Paul Puckett blends his love of art and fishing
With his penchant for board shorts, T-shirts and trucker hats, Paul Puckett is every bit what you’d imagine in a fisherman—right down to the scruffy red beard and ghostly outline of sunglasses that testifies to his time in the sun and bracing wind. He comes by it honestly. In fact, the native Texan, now a Lowcountry resident, has spent countless hours on the water with a line in, heeding the call that it seems to have on his soul.
For Puckett, fishing is an art form. And as talented as he is with a rod and reel, he displays an equally deft hand with brush and pen, capturing on paper and canvas the incredible beauty that he sees on the water, as well as the amazing creatures that live within it.
What led him here—to this place of being an almost undercover artist—seems as natural to his story as casting a line.
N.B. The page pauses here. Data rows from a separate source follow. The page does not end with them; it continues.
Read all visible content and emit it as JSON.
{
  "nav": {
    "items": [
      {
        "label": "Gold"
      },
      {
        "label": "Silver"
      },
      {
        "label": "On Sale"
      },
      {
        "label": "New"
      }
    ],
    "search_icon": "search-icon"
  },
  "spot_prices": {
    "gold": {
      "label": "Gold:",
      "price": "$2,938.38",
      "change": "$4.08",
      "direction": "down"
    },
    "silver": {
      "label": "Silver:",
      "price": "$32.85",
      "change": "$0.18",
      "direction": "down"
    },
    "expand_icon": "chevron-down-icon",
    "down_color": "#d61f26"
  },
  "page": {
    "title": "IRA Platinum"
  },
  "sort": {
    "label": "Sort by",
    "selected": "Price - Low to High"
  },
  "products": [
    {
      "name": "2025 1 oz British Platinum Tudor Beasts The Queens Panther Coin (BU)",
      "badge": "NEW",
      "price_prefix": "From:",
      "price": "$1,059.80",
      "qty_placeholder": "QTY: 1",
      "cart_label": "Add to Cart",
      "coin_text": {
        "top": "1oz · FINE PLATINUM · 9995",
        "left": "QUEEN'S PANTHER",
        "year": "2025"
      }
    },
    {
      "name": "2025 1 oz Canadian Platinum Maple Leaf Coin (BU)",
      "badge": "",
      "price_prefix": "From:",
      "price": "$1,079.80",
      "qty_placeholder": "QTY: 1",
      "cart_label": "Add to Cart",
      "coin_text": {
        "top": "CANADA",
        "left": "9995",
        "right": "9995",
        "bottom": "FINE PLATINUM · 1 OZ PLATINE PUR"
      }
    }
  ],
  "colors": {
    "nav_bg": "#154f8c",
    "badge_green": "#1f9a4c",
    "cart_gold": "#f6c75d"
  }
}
Raised by a father and mother who were a musician and an avid quilter, respectively, creativity runs deep through his veins. Like most kids, he drew cartoons and pictures of his favorite comic books as a boy and continued creating into his teens and college years.
During his time at the University of North Texas, Puckett studied in the advertising design school and also took art classes as well as doing fishing art on the side, selling his art at the fly shop where he was working part-time. He moved to Jackson, Wyoming after graduation in 2001 and submersed himself in the flyfishing world in the mountains and rivers of the west as he continued his art on the side. In 2004, he moved to Atlanta and got a job in radio, but soon returned to his two passions.
“I realized that I didn’t want to be sitting in a cubicle when I could be doing what I loved, which was fishing and wildlife artwork,” he recalls.
Rather than keeping it as a goal for some undefined “one day,” Puckett left radio behind in 2005 and took a part-time job at the Fish Hawk in Atlanta, devoting the rest of his attention to honing his craft as an illustrator and artist.
“I told myself I’d give it at least ten years before I decided whether to stick with it,” he said. “And I could just move on to something else if it wasn’t working.”
Clearly, something was working, as it has now been almost 20 years since Puckett made that vow to himself. And while the self-described “artsy fishing dude” may not exactly look the part of an artist, he has proven that talent can come in unlikely packages.
“I get some funny reactions from people when I tell them I’m an artist,” he admits. “But it kind of works because my art career started off in the more humorous realm. I did a lot of drawings of well-known people from pop culture and put fish in their hands, which is what got me noticed. I tried to make sure I didn’t get stuck in that corner, so I was always making it very apparent that I did other paintings and subject matter as well. I still have fun with that genre, but I tend to do the serious paintings more often these days.”
As far as his more serious work goes, Puckett prefers oils and turpentine, using them as he would watercolors.
“I get a lot of washes and runny layers that make up the look I’m going for,” he says. “I also love working with an ink pen and doing illustrations in my journal.”
Puckett doesn’t like to pigeonhole himself in any specific style, but says, “people always tell me they can tell my paintings from a mile away.”
He tends to concentrate on waterscapes that feature boats, drawing the eye to the anglers within the skiffs.
“I want to remind the viewer how small we are out there in nature and to live in the moment and appreciate their surroundings,” explains Puckett, who moved to Charleston in 2012. “Some of my favorite subjects to paint and draw are the people I fish with on the water here in Charleston. I love coming back from fishing and writing in my journal and drawing from photos that I’ve taken of the people that I’ve spent that time with. Traveling all over the world and fishing and seeing new places definitely inspires me, but I can just as easily get inspired by the marshes and waterways right in our backyard. There’s always something new to see, from the way the light hits the marshes or the way the water reflects the colors of the sunset. It never gets old, and I never run out of things that I want to capture.”
Puckett supports organizations including Captains for Clean Water, Charleston Waterkeeper and Bonefish Tarpon Trust. His work is represented by the Sportsman’s Gallery LTD at their location at 165 King St. as well as the gallery’s locations in Nashville and Beaver Creek, Colorado. His art can also be found at the Tailwaters Fly Fishing in Dallas, Texas, and online at his website, www.paulpuckettart.com.